- A Anac apresentou, em audiência na Câmara, a proposta de impedir passageiros indisciplinados de voar em qualquer companhia aérea, com foco em casos gravíssimos.
- Em situações graves, a medida previa encerramento do contrato de transporte e multa de R$ 17.500 ao passageiro. Em casos gravíssimos, há ainda o impedimento de voar em outras companhias (no fly list).
- As medidas seriam válidas apenas para voos domésticos; não há possibilidade, hoje, de impedir embarques em voos internacionais.
- Para episódios leves, a proposta prevê advertência verbal; se ignorada, podem ocorrer contenções e até retirada da aeronave com apoio policial.
- Dados de 2025 mostram 1.764 casos de indisciplina, sendo 288 episódios que envolveram risco direto à segurança; nos dois últimos anos houve aumento de cerca de 70% nas ocorrências, com quase seis eventos diários.
A ANAC apresentou, em audiência pública na Câmara dos Deputados, uma proposta para banir passageiros indisciplinados de voos, inclusive em diferentes companhias. A ideia vale para casos gravíssimos, com medidas restritivas amplas. A justificativa é assegurar a segurança a bordo.
Segundo Tiago Faierstein, diretor-presidente da agência, a medida visa restringir a participação de quem oferece risco à operação. A avaliação é de que a indisciplina grave pode comprometer a segurança de todos no voo.

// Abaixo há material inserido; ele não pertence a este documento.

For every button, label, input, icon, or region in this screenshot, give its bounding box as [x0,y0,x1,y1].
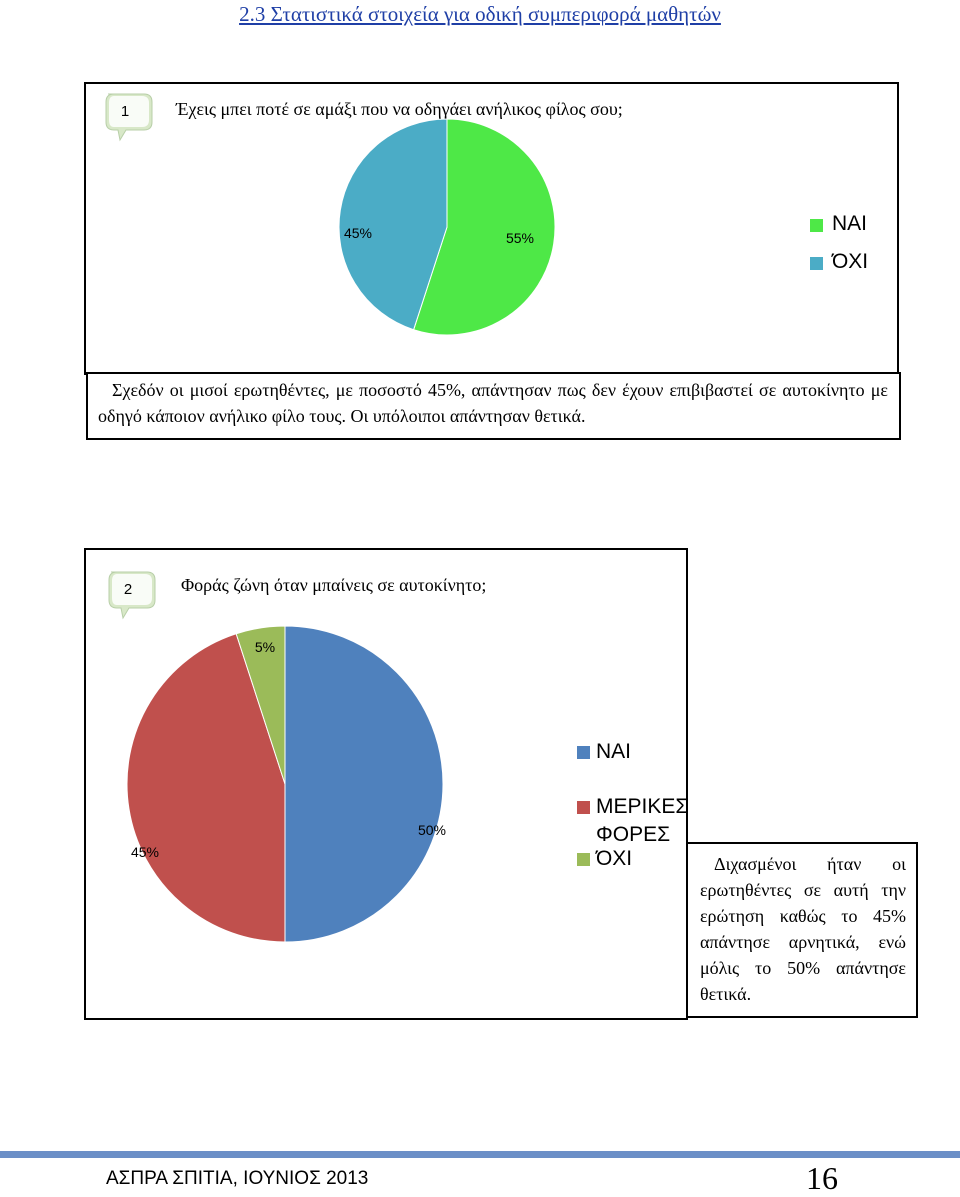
legend-label: ΝΑΙ [832,212,868,235]
legend-label: ΝΑΙ [596,740,632,763]
pie-slice-1 [285,626,443,942]
legend-swatch [810,257,823,270]
legend-swatch [577,853,590,866]
data-label-3: 5% [254,639,276,655]
legend-label: ΌΧΙ [596,847,633,870]
data-label-2: 45% [130,844,160,860]
legend-label: ΜΕΡΙΚΕΣ ΦΟΡΕΣ [596,795,689,846]
page-number: 16 [806,1160,838,1196]
pie-chart-1 [300,100,600,360]
page-heading: 2.3 Στατιστικά στοιχεία για οδική συμπεριφορά μαθητών [239,2,721,26]
legend-label: ΌΧΙ [832,250,869,273]
question-text-2: Φοράς ζώνη όταν μπαίνεις σε αυτοκίνητο; [181,575,487,595]
footer-divider [0,1151,960,1158]
question-text-1: Έχεις μπει ποτέ σε αμάξι που να οδηγάει ανήλικος φίλος σου; [176,99,623,119]
legend-2 [570,738,689,878]
caption-text-1: Σχεδόν οι μισοί ερωτηθέντες, με ποσοστό 45%, απάντησαν πως δεν έχουν επιβιβαστεί σε αυτοκίνητο με οδηγό κάποιον ανήλικο φίλο τους. Οι υπόλοιποι απάντησαν θετικά. [98,380,888,426]
data-label-1: 50% [417,822,447,838]
footer-text: ΑΣΠΡΑ ΣΠΙΤΙΑ, ΙΟΥΝΙΟΣ 2013 [106,1168,369,1189]
legend-swatch [810,219,823,232]
question-number-1: 1 [120,103,130,120]
caption-text-2: Διχασμένοι ήταν οι ερωτηθέντες σε αυτή την ερώτηση καθώς το 45% απάντησε αρνητικά, ενώ μόλις το 50% απάντησε θετικά. [700,854,906,1004]
legend-swatch [577,746,590,759]
legend-1 [800,210,895,290]
legend-swatch [577,801,590,814]
data-label-1: 55% [505,230,535,246]
data-label-2: 45% [343,225,373,241]
question-number-2: 2 [123,581,133,598]
pie-chart-2 [110,615,470,955]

A proposta estabelece etapas proporcionais: advertência verbal para casos leves, contenção com apoio policial, encerramento do contrato de transporte em situações graves e multa de até 17.500 reais. Em casos gravíssimos, pode haver inclusão em lista de impedimento de voar.

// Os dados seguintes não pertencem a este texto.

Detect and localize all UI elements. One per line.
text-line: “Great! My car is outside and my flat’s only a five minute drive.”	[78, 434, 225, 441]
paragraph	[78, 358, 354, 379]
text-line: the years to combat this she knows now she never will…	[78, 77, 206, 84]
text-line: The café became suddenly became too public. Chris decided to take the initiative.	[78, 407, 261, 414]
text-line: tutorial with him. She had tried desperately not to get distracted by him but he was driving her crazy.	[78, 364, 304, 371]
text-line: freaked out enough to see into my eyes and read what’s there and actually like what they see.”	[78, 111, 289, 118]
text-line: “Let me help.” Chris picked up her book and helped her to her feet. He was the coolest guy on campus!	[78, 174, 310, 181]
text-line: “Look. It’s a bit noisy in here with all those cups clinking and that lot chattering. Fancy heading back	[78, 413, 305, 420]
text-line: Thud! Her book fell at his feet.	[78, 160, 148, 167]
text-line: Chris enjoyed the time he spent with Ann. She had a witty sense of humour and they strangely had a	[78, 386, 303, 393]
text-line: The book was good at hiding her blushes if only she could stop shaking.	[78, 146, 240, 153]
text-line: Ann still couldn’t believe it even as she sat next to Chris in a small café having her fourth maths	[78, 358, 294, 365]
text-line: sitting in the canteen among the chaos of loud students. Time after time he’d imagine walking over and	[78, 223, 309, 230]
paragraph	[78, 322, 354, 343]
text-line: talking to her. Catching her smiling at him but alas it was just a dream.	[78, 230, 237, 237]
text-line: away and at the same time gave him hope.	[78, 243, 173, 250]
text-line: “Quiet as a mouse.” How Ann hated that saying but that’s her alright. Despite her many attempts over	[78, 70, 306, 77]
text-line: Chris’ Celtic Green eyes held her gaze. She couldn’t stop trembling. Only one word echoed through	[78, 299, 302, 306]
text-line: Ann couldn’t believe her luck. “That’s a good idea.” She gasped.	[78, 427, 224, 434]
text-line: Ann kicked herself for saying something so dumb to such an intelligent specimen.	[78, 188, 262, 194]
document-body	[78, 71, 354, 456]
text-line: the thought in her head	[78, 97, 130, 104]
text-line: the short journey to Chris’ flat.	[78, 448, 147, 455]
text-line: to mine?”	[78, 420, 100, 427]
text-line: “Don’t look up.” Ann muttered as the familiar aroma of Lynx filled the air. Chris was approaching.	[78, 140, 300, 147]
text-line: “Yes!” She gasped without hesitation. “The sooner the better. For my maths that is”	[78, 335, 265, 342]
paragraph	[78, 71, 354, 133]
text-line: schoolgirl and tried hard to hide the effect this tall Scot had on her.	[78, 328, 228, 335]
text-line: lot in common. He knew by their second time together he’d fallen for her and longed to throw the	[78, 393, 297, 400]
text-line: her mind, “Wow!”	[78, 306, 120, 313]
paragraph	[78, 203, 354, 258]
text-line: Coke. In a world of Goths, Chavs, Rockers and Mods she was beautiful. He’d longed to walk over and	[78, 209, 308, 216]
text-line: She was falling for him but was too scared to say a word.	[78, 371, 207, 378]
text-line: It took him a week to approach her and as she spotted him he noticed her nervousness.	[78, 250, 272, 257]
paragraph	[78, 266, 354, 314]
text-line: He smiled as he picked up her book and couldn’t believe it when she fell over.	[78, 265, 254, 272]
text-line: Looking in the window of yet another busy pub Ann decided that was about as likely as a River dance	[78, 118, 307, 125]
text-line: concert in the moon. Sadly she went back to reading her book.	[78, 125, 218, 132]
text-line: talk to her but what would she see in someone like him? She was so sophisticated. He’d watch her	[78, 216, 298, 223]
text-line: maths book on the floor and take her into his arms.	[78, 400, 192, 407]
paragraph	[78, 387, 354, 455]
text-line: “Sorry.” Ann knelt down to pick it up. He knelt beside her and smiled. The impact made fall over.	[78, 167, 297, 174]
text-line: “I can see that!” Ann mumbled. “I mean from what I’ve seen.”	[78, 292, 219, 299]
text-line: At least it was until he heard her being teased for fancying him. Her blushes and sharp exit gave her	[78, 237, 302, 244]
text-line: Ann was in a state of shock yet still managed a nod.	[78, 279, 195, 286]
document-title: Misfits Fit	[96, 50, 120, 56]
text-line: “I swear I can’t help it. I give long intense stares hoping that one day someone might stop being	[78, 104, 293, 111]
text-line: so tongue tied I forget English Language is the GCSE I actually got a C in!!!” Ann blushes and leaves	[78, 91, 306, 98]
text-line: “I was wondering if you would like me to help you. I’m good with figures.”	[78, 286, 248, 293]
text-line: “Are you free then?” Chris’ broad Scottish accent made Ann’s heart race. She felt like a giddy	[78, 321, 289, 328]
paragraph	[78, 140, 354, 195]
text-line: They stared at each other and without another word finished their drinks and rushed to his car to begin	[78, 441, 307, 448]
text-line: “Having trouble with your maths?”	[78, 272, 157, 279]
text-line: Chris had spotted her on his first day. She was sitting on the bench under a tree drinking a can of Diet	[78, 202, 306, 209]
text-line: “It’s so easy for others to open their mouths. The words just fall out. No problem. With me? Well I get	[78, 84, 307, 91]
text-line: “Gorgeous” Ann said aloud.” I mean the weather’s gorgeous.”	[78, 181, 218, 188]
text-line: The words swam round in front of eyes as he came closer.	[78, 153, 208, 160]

Medidas específicas e alcance
Para episódios graves, a Anac prevê o fim da obrigação de transportar o passageiro pela empresa. Em seguida, a multa pode ser aplicada ao usuário, somando-se à possibilidade de impedir o embarque em outras companhias.
A medida valeria apenas para voos domésticos, conforme o objetivo da normativa em avaliação. Atuais regras baseiam-se na Lei 14.368/22, que já autoriza restrições de venda de passagens que coloquem a segurança em risco.
Contexto e dados recentes
Faierstein destacou o aumento da indisciplina, estimado em 70% nos últimos dois anos. A frequência atual é de quase seis episódios diários. A avaliação é de que medidas preventivas são preferíveis a tragedias futuras.
Dados da indústria indicam que, em 2025, houve 1.764 casos de passageiros indisciplinados, dos quais 288 envolveram risco direto à segurança, como agressões físicas. As autoridades destacam a necessidade de respostas proporcionais e eficazes.